Repórteres são mandados às pressas, muitas vezes sem poder passar em casa para pegar seus casacões, enfrentam dezenas de quilômetros de estrada de chão até São José dos Ausentes, a cidade mais fria do Rio Grande do Sul, mas a neve só caiu na madrugada, e ninguém viu. De manhã, depois de uma noite mal-dormida em um hotelzinho precário, restaram apenas aquelas imagens de gotículas congeladas nas árvores, avidamente disputadas pelos cinegrafistas. Melhor sorte têm os jornalistas hospedados cidades onde há em hotéis confortáveis, com calefação e edredons quentinhos. Depois de cafés da manhã fartos, exercitam a sua criatividade entrevistando cariocas e paulistas deslumbrados com o frio, as compras e a paisagem. A neve? Bom, os meteorologistas garantem que ela cairá na próxima onda de frio, que como sempre vem da Argentina (os argentinos dizem que o frio vem da Antártida...).
Mesmo sem neve, os hotéis, pousadas e restaurantes lotam, e cobram caro. Turistas pagam qualquer preço, nem que vejam neve só em cartões postais antigos.
Os empresários e os secretários de turismo dos municípios estão na deles. Vendem o seu peixe. Os editores de tevês e jornais não têm nada a perder. Suas equipes sempre produzirão reportagens interessantes, na base do "já que não nevou, o jeito é tomar chocolate quente junto à lareira". E fazer de conta que estão nos Alpes ou nas Montanhas Rochosas.
Mas algum sociólogo, algum dia, ainda se dedicará a fazer uma tese de mestrado para descobrir a razão deste fenômeno que leva tanta gente que teria condições econômicas de pagar uma viagem até Bariloche, Las Leñas ou outro lugar onde realmente há neve (e se pode esquiar) a se deixar iludir por um lance de marketing repetido a cada ano. Será que ninguém, nunca, vai recorrer ao Procon, e exigir a neve prometida ou o dinheiro de volta????
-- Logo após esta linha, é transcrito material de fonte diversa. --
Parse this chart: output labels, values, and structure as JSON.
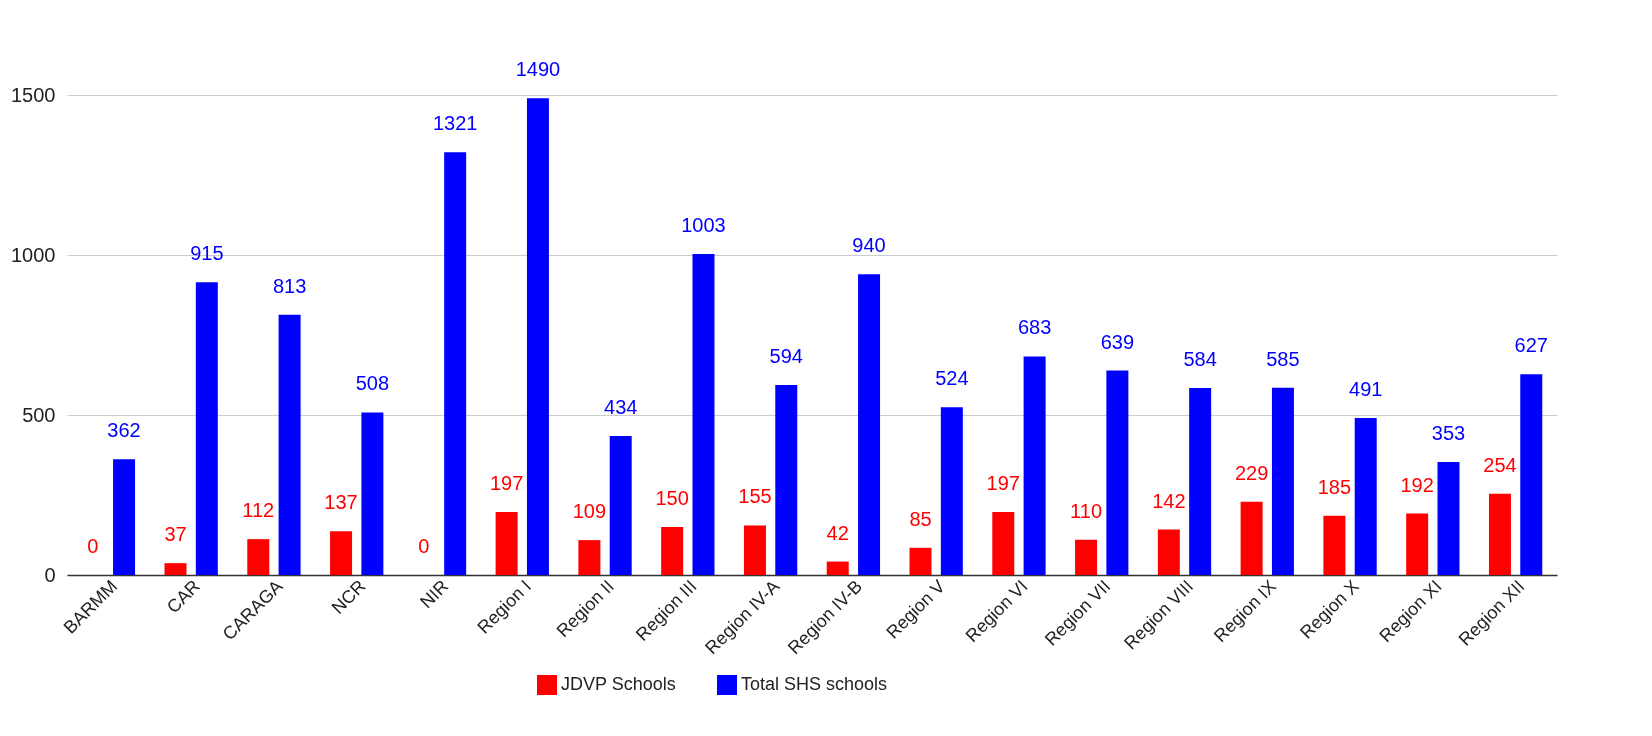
{
  "chart_data": {
    "type": "bar",
    "categories": [
      "BARMM",
      "CAR",
      "CARAGA",
      "NCR",
      "NIR",
      "Region I",
      "Region II",
      "Region III",
      "Region IV-A",
      "Region IV-B",
      "Region V",
      "Region VI",
      "Region VII",
      "Region VIII",
      "Region IX",
      "Region X",
      "Region XI",
      "Region XII"
    ],
    "series": [
      {
        "name": "JDVP Schools",
        "color": "#ff0000",
        "values": [
          0,
          37,
          112,
          137,
          0,
          197,
          109,
          150,
          155,
          42,
          85,
          197,
          110,
          142,
          229,
          185,
          192,
          254
        ]
      },
      {
        "name": "Total SHS schools",
        "color": "#0000ff",
        "values": [
          362,
          915,
          813,
          508,
          1321,
          1490,
          434,
          1003,
          594,
          940,
          524,
          683,
          639,
          584,
          585,
          491,
          353,
          627
        ]
      }
    ],
    "ylim": [
      0,
      1500
    ],
    "yticks": [
      0,
      500,
      1000,
      1500
    ],
    "grid": "y",
    "legend": "bottom",
    "data_labels": true
  }
}
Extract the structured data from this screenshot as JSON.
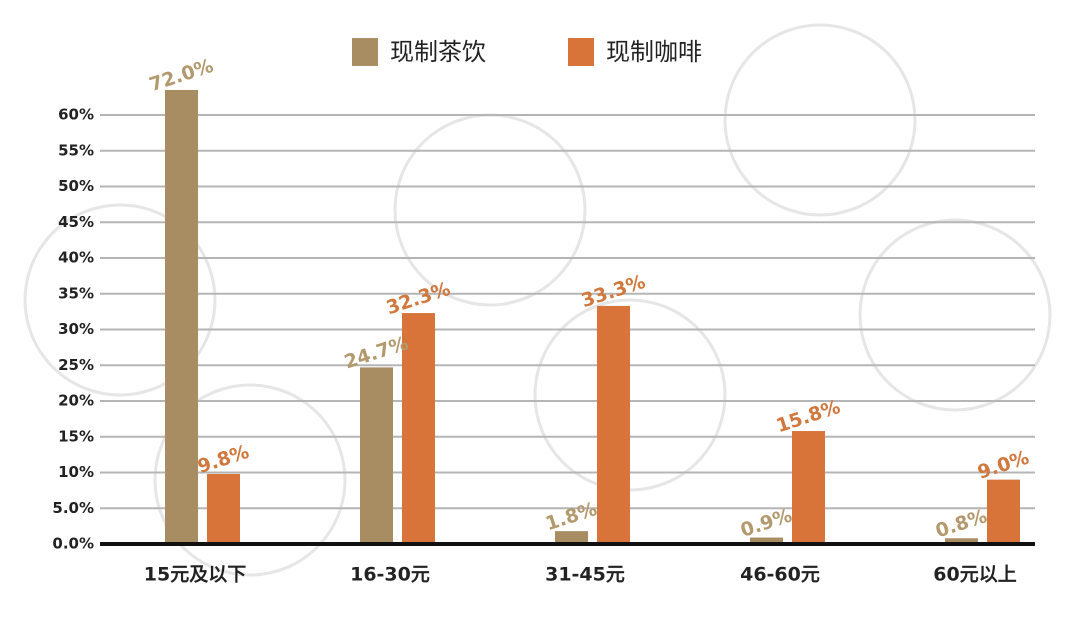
{
  "chart_data": {
    "type": "bar",
    "categories": [
      "15元及以下",
      "16-30元",
      "31-45元",
      "46-60元",
      "60元以上"
    ],
    "series": [
      {
        "name": "现制茶饮",
        "color": "#a88c62",
        "values": [
          72.0,
          24.7,
          1.8,
          0.9,
          0.8
        ],
        "value_labels": [
          "72.0%",
          "24.7%",
          "1.8%",
          "0.9%",
          "0.8%"
        ]
      },
      {
        "name": "现制咖啡",
        "color": "#d8733a",
        "values": [
          9.8,
          32.3,
          33.3,
          15.8,
          9.0
        ],
        "value_labels": [
          "9.8%",
          "32.3%",
          "33.3%",
          "15.8%",
          "9.0%"
        ]
      }
    ],
    "ylim": [
      0,
      63.5
    ],
    "yticks": [
      {
        "value": 0,
        "label": "0.0%"
      },
      {
        "value": 5,
        "label": "5.0%"
      },
      {
        "value": 10,
        "label": "10%"
      },
      {
        "value": 15,
        "label": "15%"
      },
      {
        "value": 20,
        "label": "20%"
      },
      {
        "value": 25,
        "label": "25%"
      },
      {
        "value": 30,
        "label": "30%"
      },
      {
        "value": 35,
        "label": "35%"
      },
      {
        "value": 40,
        "label": "40%"
      },
      {
        "value": 45,
        "label": "45%"
      },
      {
        "value": 50,
        "label": "50%"
      },
      {
        "value": 55,
        "label": "55%"
      },
      {
        "value": 60,
        "label": "60%"
      }
    ],
    "grid": true
  }
}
A Cascata do Caracol, em Canela (foto de cima) e o Vale do Quilombo, em Gramado (foto de baixo), são tão bonitos que valem uma viagem até a serra gaúcha, no inverno ou no verão. Com ou sem neve.
4 comentários:
Excelente texto, Clovis. Veríssimo!
Oi, Clóvis! O Correcaminos está ótimo, sempre com textos interessantes e gostosos de ler. E as tuas fotos também estão caprichadas. Parabéns! Ótima sacada essa das promessas de neve na serra. Abraços, Marlova
Clovis,
por força de um trabalho estive três dias em Gramado, mês passado. Estava hospedado no Serrano, pomposo e tal, e decidi ir ao centro da cidade cortar o cabelo e comprar um par de chinelos. Quando retornei, sempre a pé, simplesmente me perdi ao tentar repetir o caminho percorrido. Achei que seria uma barbada encontrar o local - bastaria olhar as placas - mas cadê a sinalização? Fui direto na administração do hotel queixar-me. Como pode uma cidade com tanto fluxo turístico não ter sinalizações, placas, orientações, enfim, para facilitar o trajeto de quem não a conhece? Mas isso ocorre em plena Gramado, onde o centro parece de brinquedo e encontrar os acessos é tarefa de gincana. Isso é turismo planejado?
Abraço, irmão.
Jane e Marlova, amigas queridas, que bom que vocês gostaram do post. Às vezes eu me acho crítico demais, tenho que me controlar, mas esta mania da neve realmente é demais.
Beijos
Meu caro Emanuel,
concordo contigo: uma cidade turística, mais do que qualquer outra, deve ter placas indicativas de suas atrações e principais hotéis. Afora isso, gosto muito das cidades serranas, com seu ar europeu e a sua limpeza (talvez um pouco exagerados, chegando à beira do falso).